The current crisis (better said, meta-crisis) created by the pandemic can, metaphorically, be understood as two Damocles’ swords, because, on the one hand, after achieving everything we always wanted (technology, science, capitalism, globalization), now that we are forced to look up, we discover how fragile and vulnerable we are.

And, on the other hand, as South Korean philosopher Byung-Chul Han has already warned, the lessons the virus could teach global leaders and politicians are unlikely to be learned, thus (hopefully not) causing the most dehumanizing and fierce version of capitalism that we have known to emerge. 

That is why we said above that we are not in a crisis, but in a meta-crisis, that is, a crisis where numerous crises simultaneously converge, from what could be considered (from a certain perspective) the first truly global pandemic, to the evident ineptitude of those in charge of responding to the crisis, up to the failure of the global model implemented up to now.

It seems that we like to live with Damocles' sword above our heads because, as children do, we believe that if we close our eyes and don’t see it, that sword will no longer be there.

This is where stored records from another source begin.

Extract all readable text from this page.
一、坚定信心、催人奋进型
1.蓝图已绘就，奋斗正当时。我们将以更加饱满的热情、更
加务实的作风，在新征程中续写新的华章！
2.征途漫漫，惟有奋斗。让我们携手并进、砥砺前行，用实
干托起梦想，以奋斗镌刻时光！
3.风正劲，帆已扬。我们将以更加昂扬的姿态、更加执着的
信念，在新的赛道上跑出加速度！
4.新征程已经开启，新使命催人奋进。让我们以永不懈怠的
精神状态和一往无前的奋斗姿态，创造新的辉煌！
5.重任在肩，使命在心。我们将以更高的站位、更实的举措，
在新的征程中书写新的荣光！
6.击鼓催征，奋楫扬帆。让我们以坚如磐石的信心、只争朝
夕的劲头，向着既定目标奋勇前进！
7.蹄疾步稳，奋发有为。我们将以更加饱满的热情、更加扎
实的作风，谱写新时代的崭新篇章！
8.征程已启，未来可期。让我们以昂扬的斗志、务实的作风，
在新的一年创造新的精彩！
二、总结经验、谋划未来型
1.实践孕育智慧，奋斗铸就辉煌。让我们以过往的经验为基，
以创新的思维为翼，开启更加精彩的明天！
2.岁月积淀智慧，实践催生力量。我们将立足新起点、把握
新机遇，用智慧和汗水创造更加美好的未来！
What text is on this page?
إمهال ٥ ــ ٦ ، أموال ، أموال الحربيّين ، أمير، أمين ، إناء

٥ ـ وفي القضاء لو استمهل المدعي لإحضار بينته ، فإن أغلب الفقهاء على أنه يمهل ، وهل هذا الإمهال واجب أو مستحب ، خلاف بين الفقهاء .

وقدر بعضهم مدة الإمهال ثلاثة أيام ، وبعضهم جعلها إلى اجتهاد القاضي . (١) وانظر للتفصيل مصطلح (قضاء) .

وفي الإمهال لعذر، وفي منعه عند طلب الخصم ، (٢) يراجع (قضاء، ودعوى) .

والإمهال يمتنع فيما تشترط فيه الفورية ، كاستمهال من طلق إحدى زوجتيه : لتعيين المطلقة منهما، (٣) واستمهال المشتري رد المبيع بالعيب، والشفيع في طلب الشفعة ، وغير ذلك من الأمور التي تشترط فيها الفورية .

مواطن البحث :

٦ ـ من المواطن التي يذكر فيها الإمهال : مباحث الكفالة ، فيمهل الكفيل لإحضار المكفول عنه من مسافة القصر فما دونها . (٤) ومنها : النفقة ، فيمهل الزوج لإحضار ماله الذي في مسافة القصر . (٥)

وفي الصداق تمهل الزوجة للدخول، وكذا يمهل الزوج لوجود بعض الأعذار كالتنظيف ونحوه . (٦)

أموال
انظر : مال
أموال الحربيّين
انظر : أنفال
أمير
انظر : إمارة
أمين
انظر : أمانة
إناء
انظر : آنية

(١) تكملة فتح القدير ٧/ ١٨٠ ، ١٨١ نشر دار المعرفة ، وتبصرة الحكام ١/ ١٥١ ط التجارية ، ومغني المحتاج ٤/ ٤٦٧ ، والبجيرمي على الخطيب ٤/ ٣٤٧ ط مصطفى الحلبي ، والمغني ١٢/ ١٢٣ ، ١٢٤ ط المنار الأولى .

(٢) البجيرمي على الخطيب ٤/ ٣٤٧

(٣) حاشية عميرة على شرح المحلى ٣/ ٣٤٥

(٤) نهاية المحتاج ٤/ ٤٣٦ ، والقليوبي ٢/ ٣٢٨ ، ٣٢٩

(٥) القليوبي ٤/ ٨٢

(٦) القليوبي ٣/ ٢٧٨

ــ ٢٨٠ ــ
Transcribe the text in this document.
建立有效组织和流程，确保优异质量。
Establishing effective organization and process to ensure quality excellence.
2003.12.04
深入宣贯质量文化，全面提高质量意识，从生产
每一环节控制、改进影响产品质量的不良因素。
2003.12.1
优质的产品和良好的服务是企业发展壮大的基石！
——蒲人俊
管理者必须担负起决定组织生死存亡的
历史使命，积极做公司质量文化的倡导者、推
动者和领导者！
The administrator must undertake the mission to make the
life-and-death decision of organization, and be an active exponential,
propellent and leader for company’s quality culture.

And those who, like Dionysius, got used to living with the sword, continue to do so without amending their lives to dedicate themselves to living virtuous lives, as Cicero asked.

But Damocles' sword is real and it's not just one. As Israeli historian Yuval Harari has indicated on more than one occasion and long before the current crisis, our generation could be the last (or one of the last) before the extinction of humanity (probably to be replaced by intelligence artificial.)

Should we then lose all hope? Of course not! But we should not fall into the temptation of self-deception by believing that it is possible to return to the normality of the past, because there was nothing normal in that normality, as the present makes clear. It is time to co-create a new future, a new beginning, as Bonhoeffer imagined.